University of Miami
Miami, United States
Antonio Iavarone, M.D.. Professor of Neurological Surgery and Biochemistry University of Miami Miller School of Medicine
The overarching theme of my research program is to unravel the irreplaceable and homogeneous biologic and genetic alterations driving subgroups of malignant brain tumors and exploit this information for rational therapeutic stratification. We discovered the first example of oncogenic and tumor addicting gene fusions in malignant glioma (FGFR3-TACC3) and reported that FGFR3-TACC3 fusions trigger tumorigenesis through activation of oxidative phosphorylation. From our work, we designed two international multi-Institution trials for precision targeting of GBM patients harboring FGFR3TACC3. This fusion, which is druggable, is commonly present in other tumors, and is targeted by clinical trials I am co-leading, led to the recent FDA approval of the clinical-grade screening assay developed in my lab for unbiased identification of FGFR3-TACC3 variants as companion diagnostics.
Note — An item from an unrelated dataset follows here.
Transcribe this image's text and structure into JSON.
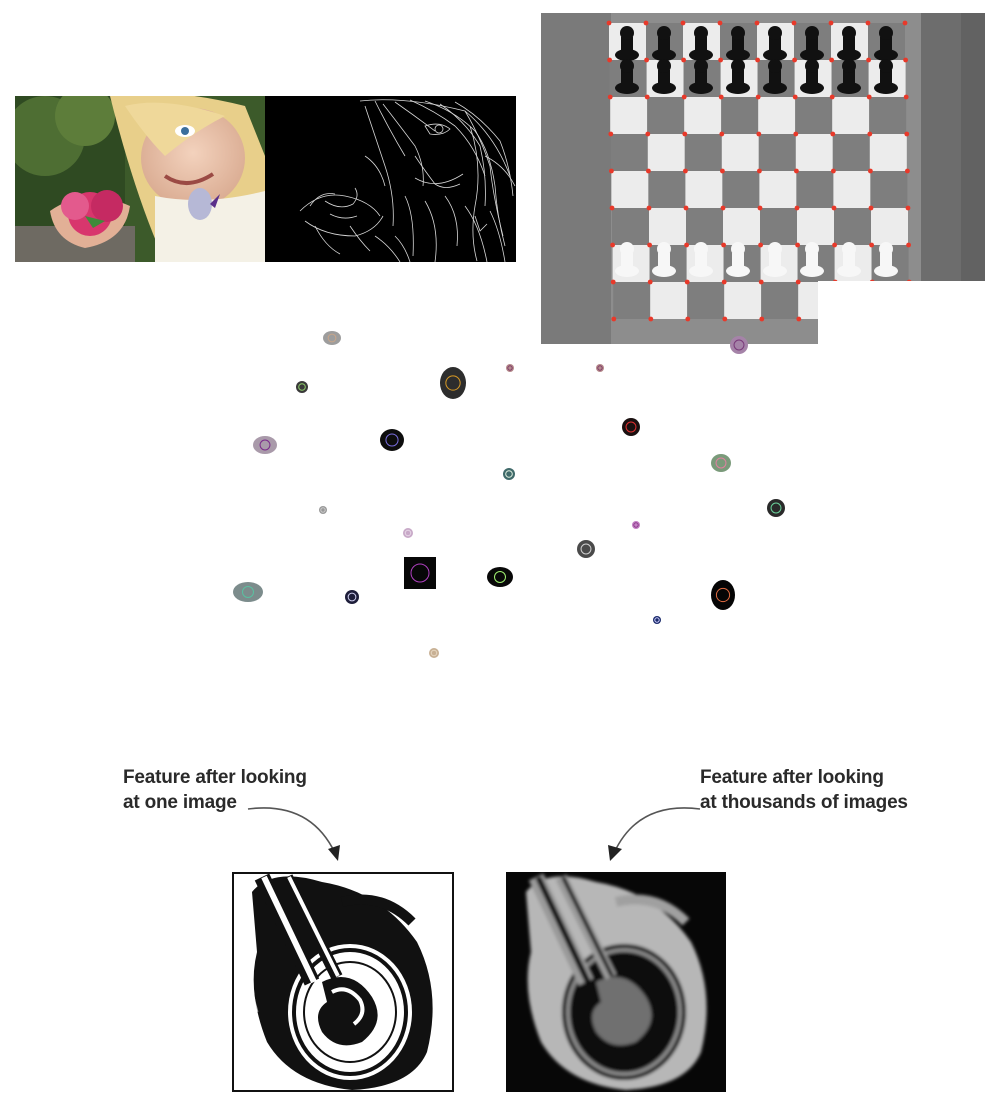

My program recently reached the stage of consortium activities that I have been chairing for the deconvolution of the molecular landscape of sporadic glioma (ATLAS-TCGA) and genetically predisposed brain tumors (NF1 synodos network) with consequent introduction of accurate therapeutic predictions in the clinical setting. We recently developed an unbiased, pathway-based computational framework for the extraction of the master biological traits of single cancer cells that is the basis of this grant proposal. This work led to the formulation of a new classification of malignant glioma that for the first time introduced the opportunity of clinical stratification and targeted vulnerability in GBM. It has recently been applied to CPTAC datasets to provide the basis for this application, particularly in the context of the explosive new paradigm of “cancer neuroscience” to disentanbgle many mysterious aspects of brain tumor biology.